Protect and expand early childhood education
The importance of early childhood education cannot be overemphasized. Access to early childhood education is a need in the entire state, but particularly in economically lagging Appalachian and rural areas and low-income urban neighborhoods. Mitch McConnell just doesn’t get it. In fact, he helped craft a budget deal that completely shut down Head Start programs, causing an estimated 1,100 Kentucky children to lose access to early childhood education.54 Study after study has shown that once children fall behind, they rarely catch up. According to The New York Times, “Julia Isaacs, an expert in child policy at the Urban Institute in Washington, finds that more than half of poor 5-year-olds don’t have the math, reading or behavioral skills needed to profitably start kindergarten.

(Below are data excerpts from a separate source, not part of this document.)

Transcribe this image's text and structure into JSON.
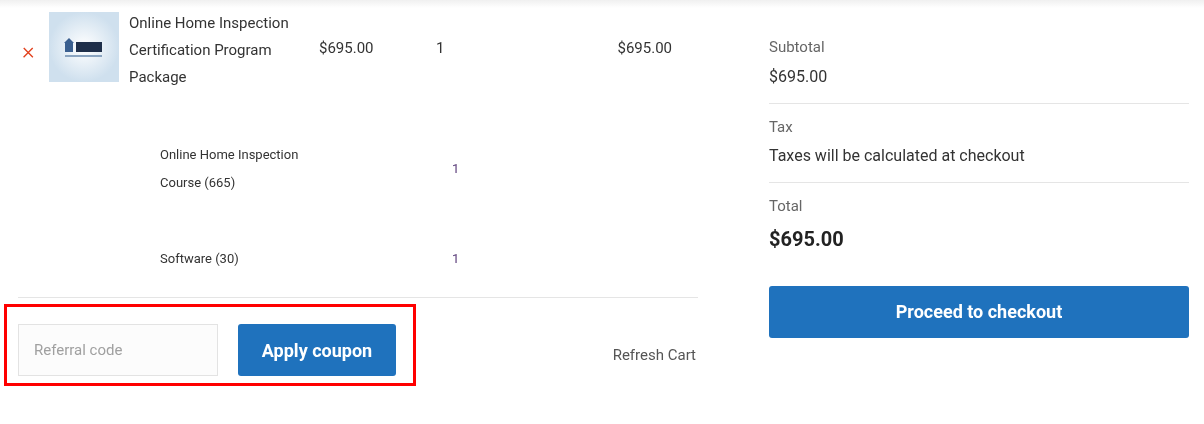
{
  "cart": {
    "item": {
      "name": "Online Home Inspection Certification Program Package",
      "price": "$695.00",
      "quantity": "1",
      "subtotal": "$695.00",
      "remove_icon": "×"
    },
    "sub_items": [
      {
        "name": "Online Home Inspection Course (665)",
        "quantity": "1"
      },
      {
        "name": "Software (30)",
        "quantity": "1"
      }
    ],
    "coupon": {
      "placeholder": "Referral code",
      "button": "Apply coupon",
      "highlighted": true
    },
    "refresh": "Refresh Cart"
  },
  "totals": {
    "rows": [
      {
        "label": "Subtotal",
        "value": "$695.00",
        "kind": "plain"
      },
      {
        "label": "Tax",
        "value": "Taxes will be calculated at checkout",
        "kind": "plain"
      },
      {
        "label": "Total",
        "value": "$695.00",
        "kind": "strong"
      }
    ],
    "checkout": "Proceed to checkout"
  }
}
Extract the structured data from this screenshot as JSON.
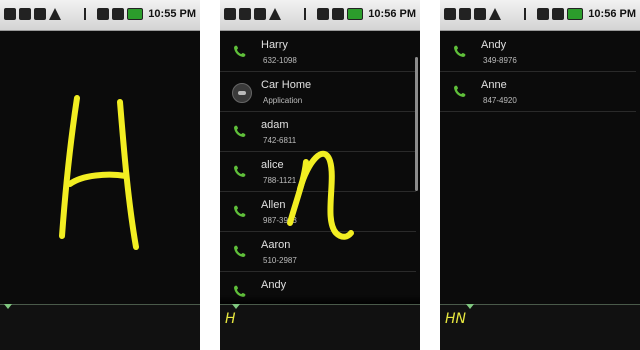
{
  "screens": [
    {
      "status": {
        "time": "10:55 PM"
      },
      "typed_text": "",
      "contacts": []
    },
    {
      "status": {
        "time": "10:56 PM"
      },
      "typed_text": "H",
      "contacts": [
        {
          "name": "Harry",
          "detail": "632-1098",
          "icon": "phone-icon"
        },
        {
          "name": "Car Home",
          "detail": "Application",
          "icon": "car-home-icon"
        },
        {
          "name": "adam",
          "detail": "742-6811",
          "icon": "phone-icon"
        },
        {
          "name": "alice",
          "detail": "788-1121",
          "icon": "phone-icon"
        },
        {
          "name": "Allen",
          "detail": "987-3923",
          "icon": "phone-icon"
        },
        {
          "name": "Aaron",
          "detail": "510-2987",
          "icon": "phone-icon"
        },
        {
          "name": "Andy",
          "detail": "",
          "icon": "phone-icon"
        }
      ]
    },
    {
      "status": {
        "time": "10:56 PM"
      },
      "typed_text": "HN",
      "contacts": [
        {
          "name": "Andy",
          "detail": "349-8976",
          "icon": "phone-icon"
        },
        {
          "name": "Anne",
          "detail": "847-4920",
          "icon": "phone-icon"
        }
      ]
    }
  ],
  "colors": {
    "gesture_stroke": "#f2ee22",
    "phone_icon": "#5fbf3a",
    "typed_text": "#e8e840"
  }
}
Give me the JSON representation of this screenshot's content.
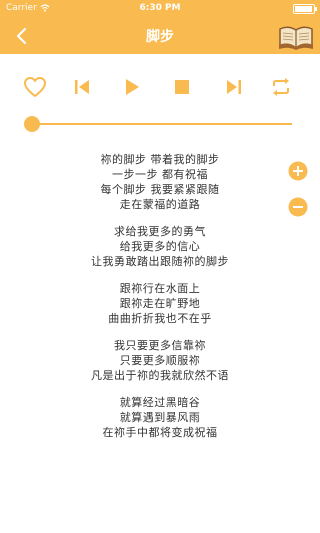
{
  "status_bar": {
    "carrier": "Carrier",
    "time": "6:30 PM",
    "battery_level": 0.95
  },
  "nav": {
    "title": "脚步",
    "back_icon": "chevron-left-icon",
    "book_icon": "open-book-icon"
  },
  "player": {
    "buttons": [
      "heart-icon",
      "skip-back-icon",
      "play-icon",
      "stop-icon",
      "skip-forward-icon",
      "repeat-icon"
    ],
    "progress": 0.0,
    "accent_color": "#f9ba4f"
  },
  "font_controls": {
    "increase_icon": "plus-circle-icon",
    "decrease_icon": "minus-circle-icon"
  },
  "lyrics": [
    [
      "祢的脚步 带着我的脚步",
      "一步一步 都有祝福",
      "每个脚步 我要紧紧跟随",
      "走在蒙福的道路"
    ],
    [
      "求给我更多的勇气",
      "给我更多的信心",
      "让我勇敢踏出跟随祢的脚步"
    ],
    [
      "跟祢行在水面上",
      "跟祢走在旷野地",
      "曲曲折折我也不在乎"
    ],
    [
      "我只要更多信靠祢",
      "只要更多顺服祢",
      "凡是出于祢的我就欣然不语"
    ],
    [
      "就算经过黑暗谷",
      "就算遇到暴风雨",
      "在祢手中都将变成祝福"
    ]
  ]
}
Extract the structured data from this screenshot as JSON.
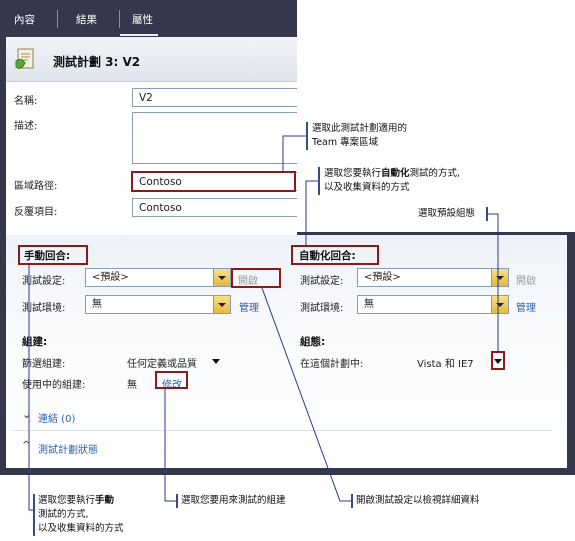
{
  "tabs": [
    {
      "label": "內容"
    },
    {
      "label": "結果"
    },
    {
      "label": "屬性"
    }
  ],
  "header": {
    "title": "測試計劃 3: V2"
  },
  "fields": {
    "name_label": "名稱:",
    "name_value": "V2",
    "desc_label": "描述:",
    "area_label": "區域路徑:",
    "area_value": "Contoso",
    "iteration_label": "反覆項目:",
    "iteration_value": "Contoso"
  },
  "manual": {
    "section": "手動回合:",
    "settings_label": "測試設定:",
    "settings_value": "<預設>",
    "open_link": "開啟",
    "env_label": "測試環境:",
    "env_value": "無",
    "manage_link": "管理"
  },
  "auto": {
    "section": "自動化回合:",
    "settings_label": "測試設定:",
    "settings_value": "<預設>",
    "open_link": "開啟",
    "env_label": "測試環境:",
    "env_value": "無",
    "manage_link": "管理"
  },
  "builds": {
    "section": "組建:",
    "filter_label": "篩選組建:",
    "filter_value": "任何定義或品質",
    "inuse_label": "使用中的組建:",
    "inuse_value": "無",
    "modify_link": "修改"
  },
  "configs": {
    "section": "組態:",
    "plan_label": "在這個計劃中:",
    "plan_value": "Vista 和 IE7"
  },
  "links_row": {
    "label": "連結 (0)"
  },
  "state_row": {
    "label": "測試計劃狀態"
  },
  "callouts": {
    "team_line1": "選取此測試計劃適用的",
    "team_line2": "Team 專案區域",
    "auto_line1_pre": "選取您要執行",
    "auto_line1_bold": "自動化",
    "auto_line1_post": "測試的方式,",
    "auto_line2": "以及收集資料的方式",
    "default_config": "選取預設組態",
    "manual_line1_pre": "選取您要執行",
    "manual_line1_bold": "手動",
    "manual_line2": "測試的方式,",
    "manual_line3": "以及收集資料的方式",
    "builds_text": "選取您要用來測試的組建",
    "open_text": "開啟測試設定以檢視詳細資料"
  },
  "colors": {
    "frame": "#34384a",
    "accent_red": "#8b1a1a",
    "link": "#3060b0",
    "callout_line": "#2a3a8a"
  }
}
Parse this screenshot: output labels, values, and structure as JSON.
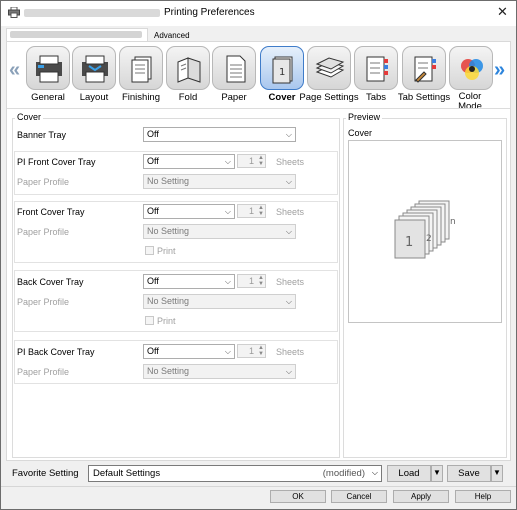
{
  "window": {
    "title": "Printing Preferences",
    "close_icon": "close-icon"
  },
  "tabs": [
    {
      "label": "",
      "active": true
    },
    {
      "label": "Advanced",
      "active": false
    }
  ],
  "toolbar": {
    "items": [
      {
        "label": "General",
        "icon": "general-icon"
      },
      {
        "label": "Layout",
        "icon": "layout-icon"
      },
      {
        "label": "Finishing",
        "icon": "finishing-icon"
      },
      {
        "label": "Fold",
        "icon": "fold-icon"
      },
      {
        "label": "Paper",
        "icon": "paper-icon"
      },
      {
        "label": "Cover",
        "icon": "cover-icon",
        "selected": true
      },
      {
        "label": "Page Settings",
        "icon": "page-settings-icon"
      },
      {
        "label": "Tabs",
        "icon": "tabs-icon"
      },
      {
        "label": "Tab Settings",
        "icon": "tab-settings-icon"
      },
      {
        "label": "Color Mode",
        "icon": "color-mode-icon"
      }
    ]
  },
  "cover": {
    "section_title": "Cover",
    "banner_tray": {
      "label": "Banner Tray",
      "value": "Off"
    },
    "pi_front": {
      "label": "PI Front Cover Tray",
      "value": "Off",
      "sheets_value": "1",
      "sheets_label": "Sheets",
      "profile_label": "Paper Profile",
      "profile_value": "No Setting"
    },
    "front": {
      "label": "Front Cover Tray",
      "value": "Off",
      "sheets_value": "1",
      "sheets_label": "Sheets",
      "profile_label": "Paper Profile",
      "profile_value": "No Setting",
      "print_label": "Print"
    },
    "back": {
      "label": "Back Cover Tray",
      "value": "Off",
      "sheets_value": "1",
      "sheets_label": "Sheets",
      "profile_label": "Paper Profile",
      "profile_value": "No Setting",
      "print_label": "Print"
    },
    "pi_back": {
      "label": "PI Back Cover Tray",
      "value": "Off",
      "sheets_value": "1",
      "sheets_label": "Sheets",
      "profile_label": "Paper Profile",
      "profile_value": "No Setting"
    }
  },
  "preview": {
    "title": "Preview",
    "subtitle": "Cover",
    "page_numbers": [
      "1",
      "2",
      "n"
    ]
  },
  "footer": {
    "favorite_label": "Favorite Setting",
    "favorite_value": "Default Settings",
    "favorite_modified": "(modified)",
    "load_label": "Load",
    "save_label": "Save",
    "ok_label": "OK",
    "cancel_label": "Cancel",
    "apply_label": "Apply",
    "help_label": "Help"
  },
  "colors": {
    "accent": "#2c84dc",
    "selected_border": "#3f7cc9"
  }
}
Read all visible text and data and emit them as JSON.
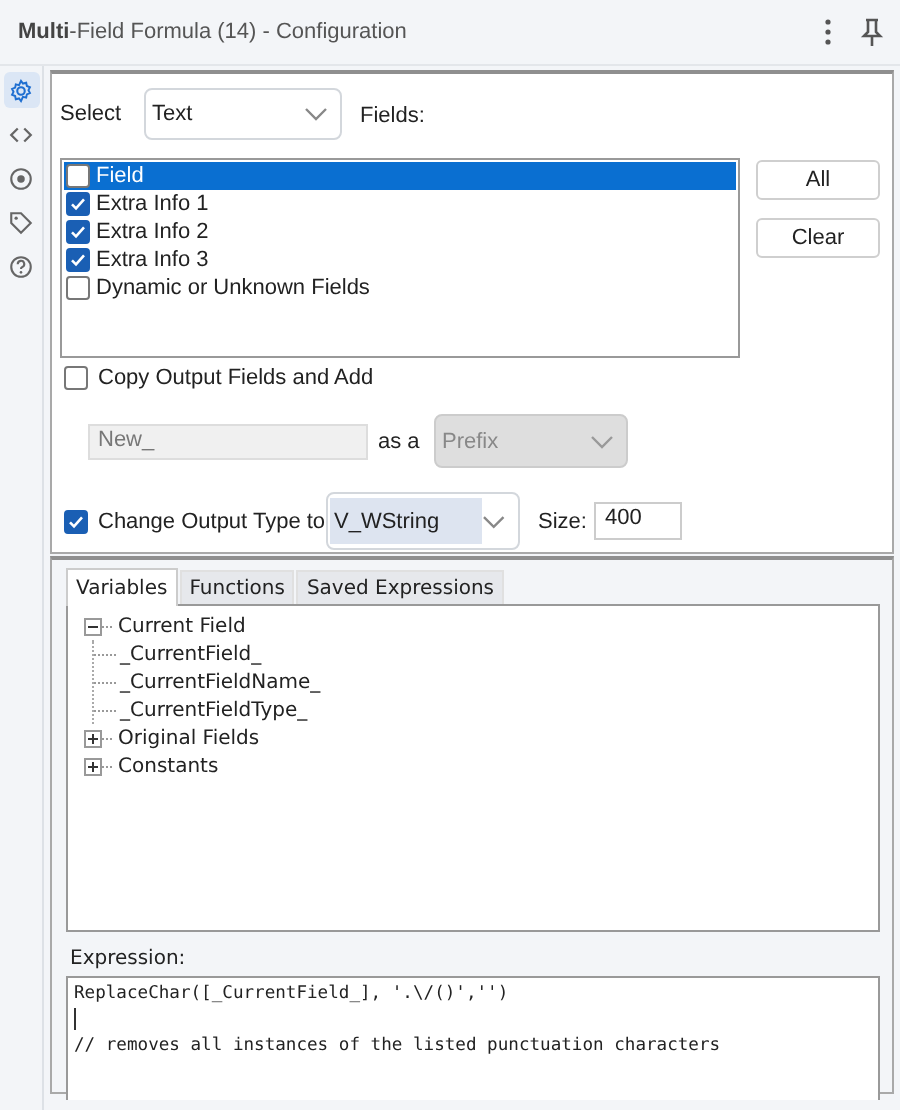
{
  "window": {
    "title": "**Multi**-Field Formula (14) - Configuration"
  },
  "rail": [
    {
      "kind": "gear",
      "selected": true
    },
    {
      "kind": "code",
      "selected": false
    },
    {
      "kind": "target",
      "selected": false
    },
    {
      "kind": "tag",
      "selected": false
    },
    {
      "kind": "help",
      "selected": false
    }
  ],
  "select": {
    "label": "Select",
    "value": "Text",
    "fields_label": "Fields:"
  },
  "fields": [
    {
      "label": "Field",
      "checked": false,
      "selected": true
    },
    {
      "label": "Extra Info 1",
      "checked": true,
      "selected": false
    },
    {
      "label": "Extra Info 2",
      "checked": true,
      "selected": false
    },
    {
      "label": "Extra Info 3",
      "checked": true,
      "selected": false
    },
    {
      "label": "Dynamic or Unknown Fields",
      "checked": false,
      "selected": false
    }
  ],
  "buttons": [
    "All",
    "Clear"
  ],
  "copy_output": {
    "label": "Copy Output Fields and Add",
    "checked": false,
    "prefix_value": "New_",
    "as_label": "as a",
    "mode": "Prefix",
    "disabled": true
  },
  "change_type": {
    "label": "Change Output Type to",
    "checked": true,
    "type": "V_WString",
    "size_label": "Size:",
    "size": "400"
  },
  "tabs": [
    {
      "label": "Variables",
      "selected": true
    },
    {
      "label": "Functions",
      "selected": false
    },
    {
      "label": "Saved Expressions",
      "selected": false
    }
  ],
  "tree": [
    {
      "label": "Current Field",
      "expanded": true,
      "children": [
        {
          "label": "_CurrentField_"
        },
        {
          "label": "_CurrentFieldName_"
        },
        {
          "label": "_CurrentFieldType_"
        }
      ]
    },
    {
      "label": "Original Fields",
      "expanded": false
    },
    {
      "label": "Constants",
      "expanded": false
    }
  ],
  "expression": {
    "label": "Expression:",
    "lines": [
      {
        "kind": "code",
        "text": "ReplaceChar([_CurrentField_], '.\\/()','')"
      },
      {
        "kind": "cursor"
      },
      {
        "kind": "comment",
        "text": "// removes all instances of the listed punctuation characters"
      }
    ]
  }
}
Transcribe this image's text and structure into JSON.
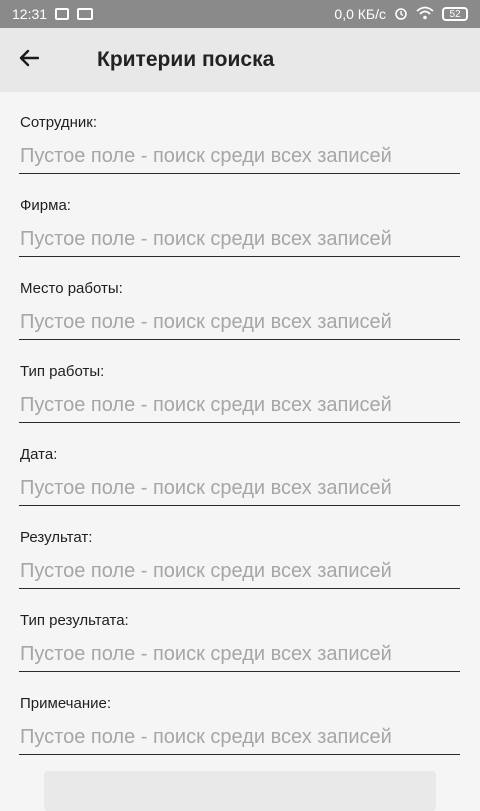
{
  "status_bar": {
    "time": "12:31",
    "network_speed": "0,0 КБ/с",
    "battery_level": "52",
    "icons": [
      "square-notification-icon",
      "message-icon",
      "alarm-icon",
      "wifi-icon",
      "battery-icon"
    ]
  },
  "app_bar": {
    "title": "Критерии поиска",
    "back_icon": "arrow-left-icon"
  },
  "fields": [
    {
      "label": "Сотрудник:",
      "value": "",
      "placeholder": "Пустое поле - поиск среди всех записей"
    },
    {
      "label": "Фирма:",
      "value": "",
      "placeholder": "Пустое поле - поиск среди всех записей"
    },
    {
      "label": "Место работы:",
      "value": "",
      "placeholder": "Пустое поле - поиск среди всех записей"
    },
    {
      "label": "Тип работы:",
      "value": "",
      "placeholder": "Пустое поле - поиск среди всех записей"
    },
    {
      "label": "Дата:",
      "value": "",
      "placeholder": "Пустое поле - поиск среди всех записей"
    },
    {
      "label": "Результат:",
      "value": "",
      "placeholder": "Пустое поле - поиск среди всех записей"
    },
    {
      "label": "Тип результата:",
      "value": "",
      "placeholder": "Пустое поле - поиск среди всех записей"
    },
    {
      "label": "Примечание:",
      "value": "",
      "placeholder": "Пустое поле - поиск среди всех записей"
    }
  ]
}
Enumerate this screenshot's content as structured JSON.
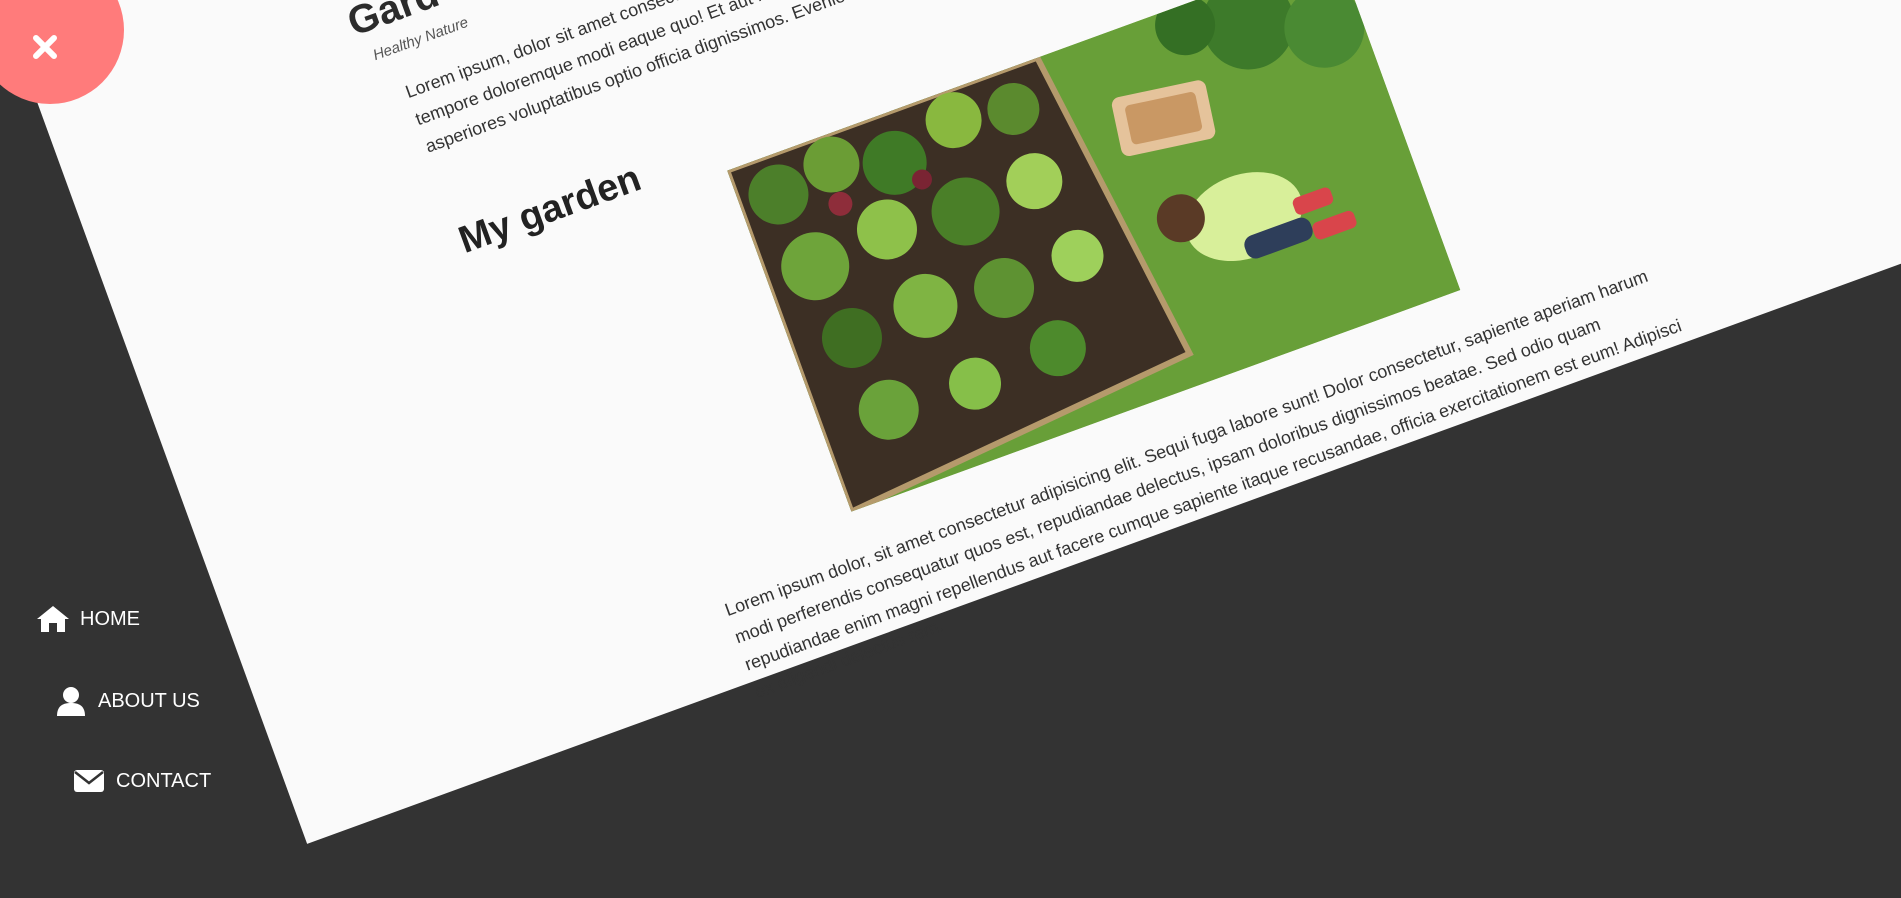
{
  "header": {
    "title": "Gard",
    "subtitle": "Healthy Nature"
  },
  "intro_text": "Lorem ipsum, dolor sit amet consectetur adipisicing elit. Tenetur, in repellat voluptatum odit ratione qui! Et aut illo minima odio tempore doloremque modi eaque quo! Et aut illo minima dolorum sunt. Harum illum enim fugiat sequi voluptas, odio expedita vero asperiores voluptatibus optio officia dignissimos. Eveniet temporibus dolor? Odit id incidunt laboriosam?",
  "section": {
    "title": "My garden",
    "image_alt": "woman-gardening-photo",
    "body": "Lorem ipsum dolor, sit amet consectetur adipisicing elit. Sequi fuga labore sunt! Dolor consectetur, sapiente aperiam harum modi perferendis consequatur quos est, repudiandae delectus, ipsam doloribus dignissimos beatae. Sed odio quam repudiandae enim magni repellendus aut facere cumque sapiente itaque recusandae, officia exercitationem est eum! Adipisci ex eligendi delectus rem."
  },
  "menu_toggle": {
    "icon": "close-icon",
    "color": "#ff7b7b"
  },
  "nav": {
    "items": [
      {
        "label": "HOME",
        "icon": "home-icon"
      },
      {
        "label": "ABOUT US",
        "icon": "user-icon"
      },
      {
        "label": "CONTACT",
        "icon": "envelope-icon"
      }
    ]
  },
  "colors": {
    "background": "#333333",
    "page": "#fafafa",
    "accent": "#ff7b7b",
    "text": "#333333"
  }
}
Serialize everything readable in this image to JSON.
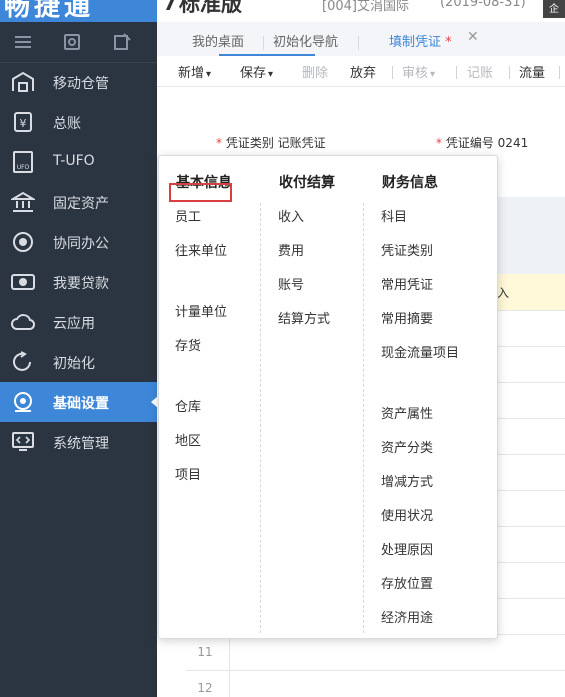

If children keep arriving in school with these deficits, no amount of money or teacher evaluations may be enough to improve their lot later in life.”55 Yet, the share of public investment devoted to early childhood education is much lower in the United States than in most other developed countries. In fact, one study shows that the United States “devotes less public spending to either childcare or preschool education than virtually any other advanced democracy.”56 “Other studies, like the Abecedarian Project, show similar results. Children in quality preschool programs are less likely to repeat grades, need special education, or get into future trouble with the law.”57 The lack of focus on early childhood education is outrageous, and I will spare no effort to raise awareness of this issue and work to close the gap between the U.S. and other developed countries.

Invest in infrastructure
The Bert T. Combs Mountain Parkway should be extended as a four-lane highway all the way to Pikeville, and funding and construction might well be expedited if the parkway was designated as part of the interstate highway system, presumably as a spur of Interstate 64. Moreover, Interstate 66 construction should be pursued, particularly in the southern and eastern parts of the state, all the way to the West Virginia line. If that does not happen, there should be widening and extension of the Hal Rogers Parkway. Just last year, Mitch McConnell failed Kentucky by fighting to block the transportation funding bill that would have provided resources to build Kentucky roads and bridges.58 McConnell even went so far as to vote against $200 million in funding for rural infrastructure and development.59

Invest in tourism
As underscored in a recent Kentucky Chamber Foundation report, “Eastern Kentucky is well-positioned for tourism growth.”60 I am committed to advancing public/private partnerships to encourage development of the area while also providing federal funding for infrastructure investments than can support tourism development. The good people of the Kentucky/Cumberland lakes area in Western Kentucky understand the positive economic impact of “destination” tourism. The potential for the same excitement and economic impact exists in the adventure, history and beauty of eastern Kentucky from the Red River Gorge, to “Coal Miner’s Daughter” ground, to the Big Sandy and the Breaks, down Pine Mountain to the Blanton Forest to Cumberland Gap and on over to Big South Fork.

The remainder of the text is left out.